Here's one version of the same procedure. This is originally from a Finnish forumbut has recently been translated also in english. Hope you find it useful.


----------



## jcollette3 (Sep 7, 2005)

Nice link, thanks. Essentially the same procedure, just different agents used, and done on a smaller scale. I think I'm going to try this with a smaller tank this spring, maybe just a 10 or 29 to get the process down.


----------



## lomax (Nov 14, 2003)

i did the same thing with my fiberglass background for the old 700g i had in NY

I just piled up some rocks and sprayed them with wax and using a very rough weave fiberglass cloth i just painted on the epoxy. because you do not need 100% water tight epoxy for just the background you can use the much cheaper bondo brands. after i got a few pieces done i glued them up on the back of the tank and then painted them with colored sand that i mixed with the epoxy.

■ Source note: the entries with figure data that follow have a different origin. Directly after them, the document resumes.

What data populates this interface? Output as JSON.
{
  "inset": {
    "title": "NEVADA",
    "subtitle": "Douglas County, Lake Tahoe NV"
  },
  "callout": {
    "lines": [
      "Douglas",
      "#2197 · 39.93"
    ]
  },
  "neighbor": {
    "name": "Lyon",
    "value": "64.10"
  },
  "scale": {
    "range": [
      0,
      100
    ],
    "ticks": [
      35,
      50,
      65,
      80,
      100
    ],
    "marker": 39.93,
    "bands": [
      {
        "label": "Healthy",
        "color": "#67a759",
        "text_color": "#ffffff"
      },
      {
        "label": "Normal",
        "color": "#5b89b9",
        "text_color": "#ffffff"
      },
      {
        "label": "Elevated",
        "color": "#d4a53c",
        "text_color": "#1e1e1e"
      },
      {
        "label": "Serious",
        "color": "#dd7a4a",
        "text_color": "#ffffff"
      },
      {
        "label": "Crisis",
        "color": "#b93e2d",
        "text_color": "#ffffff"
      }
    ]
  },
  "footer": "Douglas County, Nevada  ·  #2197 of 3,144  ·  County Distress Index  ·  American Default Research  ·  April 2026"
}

I have been thinking about doing a new background for the 220g i have.


----------



## Sammich Bite (Mar 23, 2007)

this is basically how Back To Nature makes their backgrounds:

http://www.backtonature.se/english/kvalite.html

it would be really nice too see some DIY tree backgrounds using this method for new world cichlids.


----------



## cholile (Oct 28, 2007)

jcollette3 said:


> Were it not winter here I would have nice pictures to go along with this, as well as a few additional pointers from having done it.


Well it is no longer the winter, but instead midway through the summer. bumping this in the hopes that perhaps you've gone through with your project and have some pictures and additional pointers to share.

the directions are great, but being far from handy the more details and pictures the better!


----------